No manejo porcentajes y datos macroeconómicos, porque aún tengo buena la vista para darme cuenta a simple vuelo de pájaros que la gran mayoría de los usuarios de servicios turísticos de pueblos como San Miguelito, San Carlos, y El castillo somos de este país; sin embargo somos tratados, no solo como visitantes de quinta, sino que hasta discriminados. ¿Qué jodido criterio le puede llevar a un dueño de hotel y/ o restaurante de un pueblo pequeño y con pésimos servicios para atender al turismo local y extranjero, a determinar que usted pueda o no tener capacidad de pagar $ 15 dólares por una habitación cuyas condiciones no tienen nada que envidiarle al motelito sucio y con restos de sexo que hoy es la vieja casa de mi infancia?  Triste el panorama para una familia de “ proletarios superados” en busca de re-conocer las maravillas naturales de su tierra de origen con las nuevas generaciones, en un pueblo donde todas las casas son albergues improvisados, si tomamos en cuenta que el turista internacional promedio que visita  este país, lo hace en plan “turismo de aventura”,  busca albergues para mochileros y consume frutas en el mercado del pueblo( en el Castillo no existe mercado o estaba cerrado en temporada alta para todo tipo de turistas)

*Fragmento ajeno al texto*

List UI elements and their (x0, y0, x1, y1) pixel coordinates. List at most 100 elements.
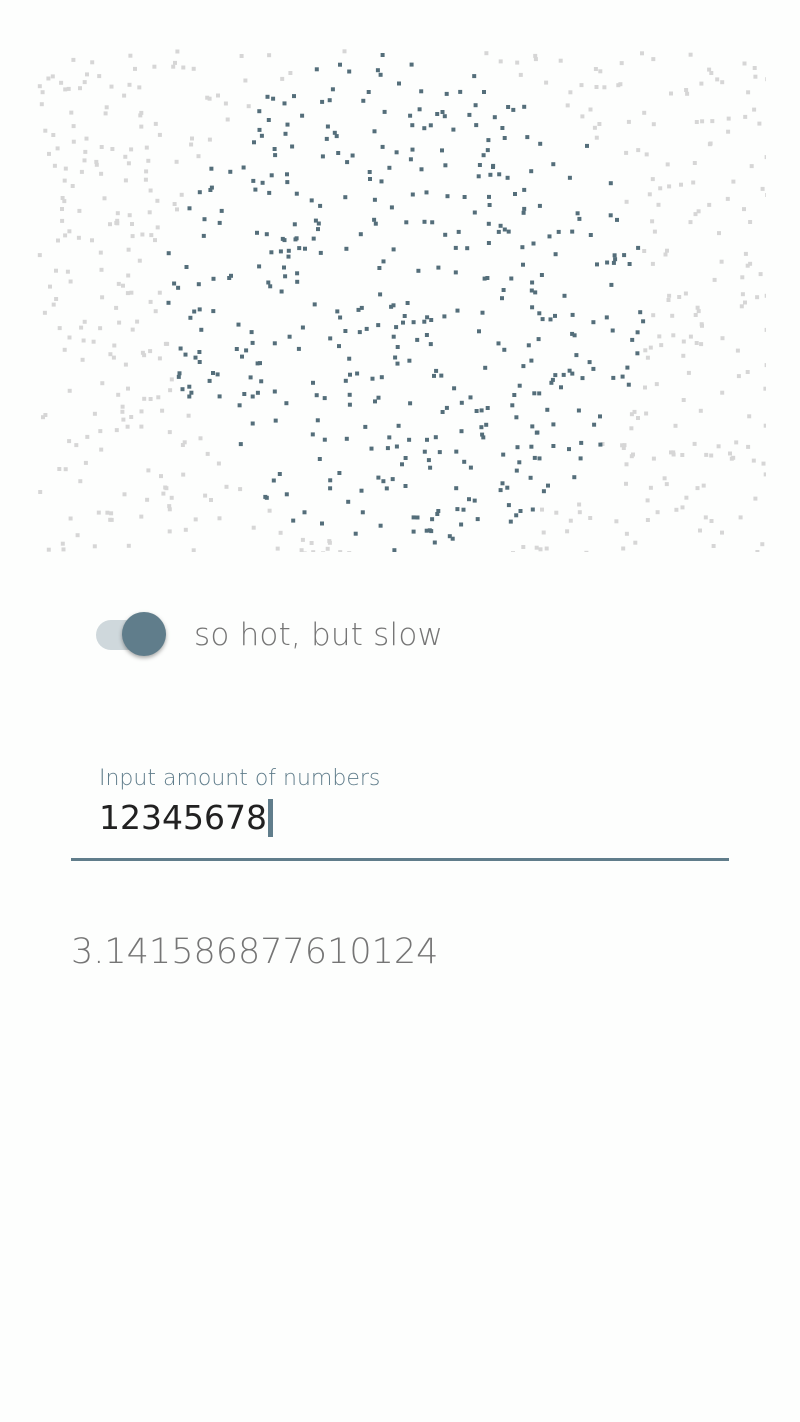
inside-point (277, 472, 282, 476)
outside-point (83, 149, 88, 154)
inside-point (255, 230, 259, 235)
amount-input-field[interactable]: Input amount of numbers 12345678 (71, 764, 729, 864)
inside-point (197, 190, 202, 195)
inside-point (605, 260, 610, 265)
inside-point (467, 112, 472, 117)
inside-point (483, 365, 488, 370)
outside-point (100, 381, 105, 386)
outside-point (691, 180, 696, 185)
outside-point (98, 326, 103, 331)
inside-point (250, 394, 255, 399)
outside-point (97, 74, 102, 79)
outside-point (642, 249, 647, 253)
outside-point (161, 491, 166, 496)
inside-point (537, 203, 542, 208)
outside-point (643, 348, 648, 353)
outside-point (650, 261, 655, 266)
inside-point (350, 153, 355, 158)
inside-point (486, 221, 491, 226)
outside-point (624, 481, 628, 486)
inside-point (482, 276, 487, 281)
inside-point (180, 387, 185, 392)
inside-point (242, 392, 247, 396)
outside-point (677, 295, 682, 299)
inside-point (381, 259, 386, 264)
speed-toggle-switch[interactable] (96, 612, 168, 658)
outside-point (126, 247, 131, 252)
inside-point (166, 251, 171, 256)
outside-point (692, 441, 697, 446)
outside-point (742, 207, 746, 212)
outside-point (68, 516, 73, 521)
inside-point (485, 406, 490, 410)
outside-point (71, 139, 76, 144)
inside-point (407, 358, 412, 363)
outside-point (650, 219, 655, 224)
outside-point (541, 530, 546, 535)
inside-point (387, 165, 392, 170)
outside-point (191, 548, 196, 552)
outside-point (99, 267, 104, 272)
outside-point (597, 122, 602, 126)
inside-point (473, 103, 478, 108)
inside-point (532, 455, 537, 460)
amount-input[interactable]: 12345678 (99, 798, 273, 837)
inside-point (328, 486, 333, 491)
inside-point (521, 364, 526, 369)
inside-point (373, 399, 377, 404)
outside-point (666, 298, 671, 302)
inside-point (529, 169, 534, 174)
outside-point (696, 309, 701, 314)
outside-point (752, 107, 757, 112)
outside-point (288, 71, 293, 75)
switch-thumb[interactable] (122, 612, 166, 656)
outside-point (46, 547, 51, 552)
outside-point (239, 54, 244, 58)
inside-point (229, 273, 233, 278)
outside-point (54, 268, 58, 273)
inside-point (512, 393, 517, 397)
inside-point (435, 112, 440, 116)
outside-point (140, 232, 145, 237)
outside-point (102, 196, 107, 201)
inside-point (193, 355, 198, 360)
outside-point (619, 61, 624, 66)
outside-point (760, 542, 765, 547)
inside-point (432, 540, 437, 545)
inside-point (314, 393, 319, 398)
outside-point (694, 120, 699, 124)
outside-point (181, 472, 186, 477)
outside-point (738, 515, 743, 520)
inside-point (394, 444, 399, 449)
inside-point (380, 144, 385, 149)
outside-point (123, 362, 128, 367)
outside-point (108, 517, 113, 522)
inside-point (461, 507, 466, 512)
outside-point (652, 229, 657, 234)
outside-point (681, 398, 686, 402)
outside-point (746, 90, 751, 95)
outside-point (130, 234, 135, 239)
inside-point (402, 314, 407, 318)
outside-point (735, 348, 740, 353)
inside-point (514, 415, 519, 420)
outside-point (90, 238, 94, 243)
inside-point (472, 74, 477, 79)
inside-point (561, 372, 566, 377)
inside-point (199, 327, 204, 332)
inside-point (530, 424, 535, 429)
inside-point (613, 257, 618, 262)
outside-point (179, 192, 184, 197)
inside-point (432, 373, 436, 378)
outside-point (65, 269, 70, 274)
inside-point (357, 330, 362, 335)
outside-point (684, 88, 689, 92)
outside-point (533, 57, 538, 62)
outside-point (78, 479, 83, 484)
outside-point (126, 543, 131, 548)
inside-point (416, 268, 421, 273)
outside-point (224, 484, 229, 489)
inside-point (172, 281, 177, 286)
inside-point (403, 484, 408, 488)
outside-point (216, 93, 220, 98)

Un fin de semana largo para la familia nicaragüense promedio significa la posibilidad de visitar en familia nuestros sitios históricos y las bellezas naturales de un país del que presumir de ello es condición que nos identifica. Un fin de semana largo también puede significar la gran decepción de su propio país para una familia que no sueña con visitar “Huacalito de la Isla”  porque su presupuesto jamás se lo permitiría.

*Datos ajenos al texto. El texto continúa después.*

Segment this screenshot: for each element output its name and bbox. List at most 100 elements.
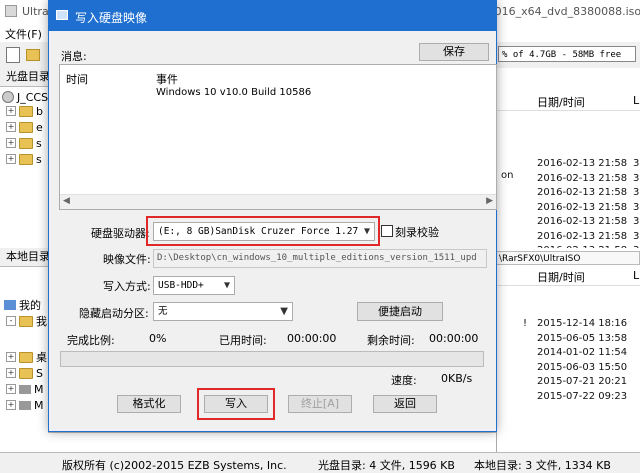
chevron-down-icon: ▼ bbox=[223, 280, 230, 291]
local-file-list: 日期/时间 L 2015-12-14 18:16! 2015-06-05 13:5… bbox=[496, 248, 640, 452]
list-item-datetime[interactable]: 2014-01-02 11:54 bbox=[537, 347, 627, 358]
write-highlight-box bbox=[197, 388, 275, 420]
cd-directory-header: 光盘目录 bbox=[0, 68, 48, 87]
status-copyright: 版权所有 (c)2002-2015 EZB Systems, Inc. bbox=[62, 459, 287, 472]
abort-button[interactable]: 终止[A] bbox=[288, 395, 352, 413]
folder-icon bbox=[19, 367, 33, 379]
drive-label: 硬盘驱动器: bbox=[91, 227, 150, 240]
local-path-bar[interactable]: \RarSFX0\UltraISO bbox=[496, 251, 640, 265]
hidden-partition-label: 隐藏启动分区: bbox=[79, 307, 149, 320]
write-method-label: 写入方式: bbox=[103, 280, 151, 293]
verify-label: 刻录校验 bbox=[395, 226, 439, 239]
scroll-right-icon[interactable]: ▶ bbox=[486, 196, 493, 206]
list-item-datetime[interactable]: 2015-07-22 09:23 bbox=[537, 391, 627, 402]
log-horizontal-scrollbar[interactable]: ◀ ▶ bbox=[60, 194, 496, 209]
tree-folder-node[interactable]: + s bbox=[6, 136, 42, 150]
cd-file-list-header: 日期/时间 L bbox=[497, 92, 640, 111]
expand-icon[interactable]: - bbox=[6, 316, 16, 326]
dialog-title: 写入硬盘映像 bbox=[75, 11, 148, 25]
cd-root-node[interactable]: J_CCS bbox=[2, 90, 48, 104]
list-item-extra: 3 bbox=[633, 230, 640, 242]
list-item-datetime[interactable]: 2016-02-13 21:58 bbox=[537, 202, 627, 213]
list-item-datetime[interactable]: 2015-06-03 15:50 bbox=[537, 362, 627, 373]
column-header-datetime[interactable]: 日期/时间 bbox=[537, 269, 585, 285]
computer-icon bbox=[4, 300, 16, 310]
list-item-extra: 3 bbox=[633, 201, 640, 213]
write-method-select[interactable]: USB-HDD+ ▼ bbox=[153, 276, 235, 295]
elapsed-value: 00:00:00 bbox=[287, 332, 337, 345]
tree-folder-node[interactable]: + e bbox=[6, 120, 43, 134]
tree-folder-node[interactable]: + s bbox=[6, 152, 42, 166]
menu-file[interactable]: 文件(F) bbox=[5, 26, 42, 42]
list-item-datetime[interactable]: 2016-02-13 21:58 bbox=[537, 187, 627, 198]
list-item-datetime[interactable]: 2016-02-13 21:58 bbox=[537, 216, 627, 227]
scroll-left-icon[interactable]: ◀ bbox=[63, 196, 70, 206]
back-button[interactable]: 返回 bbox=[373, 395, 437, 413]
speed-label: 速度: bbox=[391, 374, 417, 387]
local-tree-node[interactable]: 我的 bbox=[4, 298, 41, 312]
tree-folder-label: s bbox=[36, 136, 42, 150]
tree-folder-label: b bbox=[36, 104, 43, 118]
local-tree-node[interactable]: + M bbox=[6, 382, 44, 396]
drive-highlight-box bbox=[146, 216, 380, 246]
local-directory-pane: 本地目录 我的 -我 + 桌 + S + M + M bbox=[0, 248, 49, 452]
column-header-datetime[interactable]: 日期/时间 bbox=[537, 94, 585, 110]
list-fragment: on bbox=[501, 170, 514, 181]
folder-icon bbox=[19, 105, 33, 117]
folder-icon bbox=[19, 121, 33, 133]
tree-folder-node[interactable]: + b bbox=[6, 104, 43, 118]
expand-icon[interactable]: + bbox=[6, 122, 16, 132]
local-tree-label: 桌 bbox=[36, 351, 47, 364]
column-header-extra[interactable]: L bbox=[633, 269, 639, 282]
column-header-extra[interactable]: L bbox=[633, 94, 639, 107]
expand-icon[interactable]: + bbox=[6, 384, 16, 394]
list-item-datetime[interactable]: 2015-07-21 20:21 bbox=[537, 376, 627, 387]
write-method-value: USB-HDD+ bbox=[158, 280, 204, 291]
format-button[interactable]: 格式化 bbox=[117, 395, 181, 413]
local-tree-node[interactable]: + 桌 bbox=[6, 350, 47, 364]
progress-label: 完成比例: bbox=[67, 334, 115, 347]
expand-icon[interactable]: + bbox=[6, 138, 16, 148]
dialog-title-bar[interactable]: 写入硬盘映像 bbox=[49, 1, 496, 31]
dialog-app-icon bbox=[56, 10, 68, 20]
message-label: 消息: bbox=[61, 50, 87, 63]
list-item-datetime[interactable]: 2015-06-05 13:58 bbox=[537, 333, 627, 344]
local-directory-header: 本地目录 bbox=[0, 248, 48, 267]
hidden-partition-select[interactable]: 无 ▼ bbox=[153, 302, 293, 321]
status-bar: 版权所有 (c)2002-2015 EZB Systems, Inc. 光盘目录… bbox=[0, 452, 640, 473]
new-file-icon[interactable] bbox=[6, 47, 20, 63]
list-item-datetime[interactable]: 2016-02-13 21:58 bbox=[537, 231, 627, 242]
app-icon bbox=[5, 5, 17, 17]
save-button[interactable]: 保存 bbox=[419, 43, 489, 61]
local-tree-node[interactable]: -我 bbox=[6, 314, 47, 328]
open-folder-icon[interactable] bbox=[26, 49, 40, 61]
list-item-datetime[interactable]: 2016-02-13 21:58 bbox=[537, 158, 627, 169]
image-file-field[interactable]: D:\Desktop\cn_windows_10_multiple_editio… bbox=[153, 249, 487, 268]
message-log: 时间 事件 Windows 10 v10.0 Build 10586 ◀ ▶ bbox=[59, 64, 497, 210]
expand-icon[interactable]: + bbox=[6, 400, 16, 410]
folder-icon bbox=[19, 351, 33, 363]
drive-icon bbox=[19, 384, 31, 394]
local-tree-node[interactable]: + M bbox=[6, 398, 44, 412]
status-local-summary: 本地目录: 3 文件, 1334 KB bbox=[474, 459, 611, 472]
drive-icon bbox=[19, 400, 31, 410]
verify-checkbox[interactable] bbox=[381, 225, 393, 237]
hidden-partition-value: 无 bbox=[158, 306, 168, 317]
expand-icon[interactable]: + bbox=[6, 106, 16, 116]
list-item-datetime[interactable]: 2016-02-13 21:58 bbox=[537, 173, 627, 184]
local-file-list-area bbox=[48, 432, 496, 453]
cd-root-label: J_CCS bbox=[17, 90, 49, 104]
list-item-marker: ! bbox=[523, 318, 528, 329]
list-item-datetime[interactable]: 2015-12-14 18:16 bbox=[537, 318, 627, 329]
local-tree-node[interactable]: + S bbox=[6, 366, 43, 380]
disc-size-indicator: % of 4.7GB - 58MB free bbox=[498, 46, 636, 62]
quick-boot-button[interactable]: 便捷启动 bbox=[357, 302, 443, 321]
tree-folder-label: e bbox=[36, 120, 43, 134]
cd-file-list: 日期/时间 L on 2016-02-13 21:58 3 2016-02-13 2… bbox=[496, 68, 640, 271]
expand-icon[interactable]: + bbox=[6, 154, 16, 164]
expand-icon[interactable]: + bbox=[6, 352, 16, 362]
expand-icon[interactable]: + bbox=[6, 368, 16, 378]
chevron-down-icon: ▼ bbox=[280, 306, 288, 317]
disc-icon bbox=[2, 91, 14, 103]
list-item-extra: 3 bbox=[633, 158, 640, 169]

Visitar el pueblo El Castillo con mi familia estas pequeñas vacaciones fue motivo de tristeza, insatisfacción y frustración, pues como nicaragüense pude darme cuenta, junto con mis hijos, que las estructuras, el sistema y los grandes y pequeños empresarios de la industria turística incipiente en El Castillo, en su mayoría  son un desastre,  en un territorio estratégico para nuestra soberanía nacional.

Aquella tarde interminable  recorrimos el pueblo entero en busca comida decente y accesible al bolsillo de una familia trabajadora. Aquí pude darme cuenta que, prácticamente, el único servicio que se ofrece en todo el pueblo son los albergues o “ecolodge” que ofrecen tour a sitios “exóticos” del río a precios inalcanzables.  Lástima por mis hijos y los hijos de otra familia que, igual que la mía, salió del Castillo con la certeza de no volver.

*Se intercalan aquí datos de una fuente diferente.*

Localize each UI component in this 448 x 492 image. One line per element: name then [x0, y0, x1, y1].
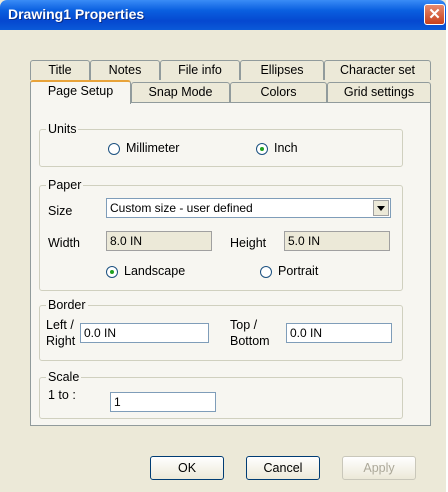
top-bottom-label-line2: Bottom: [230, 334, 270, 348]
close-button[interactable]: ✕: [424, 4, 445, 25]
close-icon: ✕: [428, 6, 441, 23]
scale-group-label: Scale: [46, 370, 82, 384]
millimeter-label: Millimeter: [126, 141, 180, 155]
units-group-label: Units: [46, 122, 79, 136]
properties-dialog: Drawing1 Properties ✕ Title Notes File i…: [0, 0, 446, 492]
units-group: Units Millimeter Inch: [39, 122, 403, 167]
apply-button[interactable]: Apply: [342, 456, 416, 480]
tab-colors[interactable]: Colors: [230, 82, 327, 102]
border-group: Border Left / Right 0.0 IN Top / Bottom …: [39, 298, 403, 361]
tab-character-set[interactable]: Character set: [324, 60, 431, 80]
portrait-radio[interactable]: [260, 266, 272, 278]
top-bottom-border-input[interactable]: 0.0 IN: [286, 323, 392, 343]
left-right-border-input[interactable]: 0.0 IN: [80, 323, 209, 343]
border-group-label: Border: [46, 298, 88, 312]
size-label: Size: [48, 204, 73, 218]
height-label: Height: [230, 236, 267, 250]
tab-title[interactable]: Title: [30, 60, 90, 80]
scale-input[interactable]: 1: [110, 392, 216, 412]
tab-row-bottom: Page Setup Snap Mode Colors Grid setting…: [30, 80, 431, 104]
top-bottom-label-line1: Top /: [230, 318, 258, 332]
tab-page-setup[interactable]: Page Setup: [30, 80, 131, 104]
page-setup-panel: Units Millimeter Inch Paper Size Custom …: [30, 102, 431, 426]
scale-ratio-label: 1 to :: [48, 388, 76, 402]
scale-group: Scale 1 to : 1: [39, 370, 403, 419]
inch-radio[interactable]: [256, 143, 268, 155]
tab-row-top: Title Notes File info Ellipses Character…: [30, 60, 431, 80]
landscape-radio[interactable]: [106, 266, 118, 278]
paper-size-value: Custom size - user defined: [110, 201, 253, 215]
tab-notes[interactable]: Notes: [90, 60, 160, 80]
chevron-down-icon[interactable]: [373, 200, 389, 216]
left-right-label-line2: Right: [46, 334, 76, 348]
inch-label: Inch: [274, 141, 298, 155]
paper-group: Paper Size Custom size - user defined Wi…: [39, 178, 403, 291]
paper-size-dropdown[interactable]: Custom size - user defined: [106, 198, 391, 218]
tab-snap-mode[interactable]: Snap Mode: [131, 82, 230, 102]
paper-group-label: Paper: [46, 178, 84, 192]
window-title: Drawing1 Properties: [8, 6, 145, 22]
tab-ellipses[interactable]: Ellipses: [240, 60, 324, 80]
tab-file-info[interactable]: File info: [160, 60, 240, 80]
portrait-label: Portrait: [278, 264, 319, 278]
height-field: 5.0 IN: [284, 231, 390, 251]
width-field: 8.0 IN: [106, 231, 212, 251]
left-right-label-line1: Left /: [46, 318, 74, 332]
ok-button[interactable]: OK: [150, 456, 224, 480]
title-bar[interactable]: Drawing1 Properties ✕: [0, 0, 446, 30]
width-label: Width: [48, 236, 80, 250]
cancel-button[interactable]: Cancel: [246, 456, 320, 480]
millimeter-radio[interactable]: [108, 143, 120, 155]
tab-grid-settings[interactable]: Grid settings: [327, 82, 431, 102]
landscape-label: Landscape: [124, 264, 186, 278]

Increíblemente regresé convencida que la incipiente industria turística de este país, que básicamente  administra todas nuestras riquezas naturales,  están desarrollando estrategias dirigidas a captar únicamente la atención del turismo internacional, ¿basados en que estudio de consumo? si somos las pequeñas familias trabajadoras quienes llenamos bares, centros recreativos y hoteles en periodo de vacaciones.

Algo anda muy mal, algo no está funcionando bien. El ente regulador de estas industrias debe tomar cartas en el asunto de inmediato, a menos que estén guardando un as bajo la manga, a propósito de la “ruta del canal”,  y aun así, de no cambiar la estrategia de “palo para el turista local, pan para el extranjero” los está llevado por muy mal camino.

El Castillo se ha convertido en los últimos años en el principal destino del turismo nacional, producto del bombardeo mediático que se ha dado a la exaltación de propiedad territorial del Río San Juan, sin embargo, la realidad que uno encuentra al pisar tierra firme  se contrapone a las imágenes que venden los medios de comunicación local.  No creo que sea justo para los empresarios que no entran en este grupo al que hago mención, que tengan que pagar las consecuencias de una mala estrategia para vender servicios turísticos al consumidor local.

De mi parte esta fue la penúltima vez que visité el Río San Juan, porque, aunque mal pagada de este viaje, aún debo cumplir una promesa final con mis ancestros, depositar mis cenizas al río, antes que desaparezca del mapa.  


Vicky Borge.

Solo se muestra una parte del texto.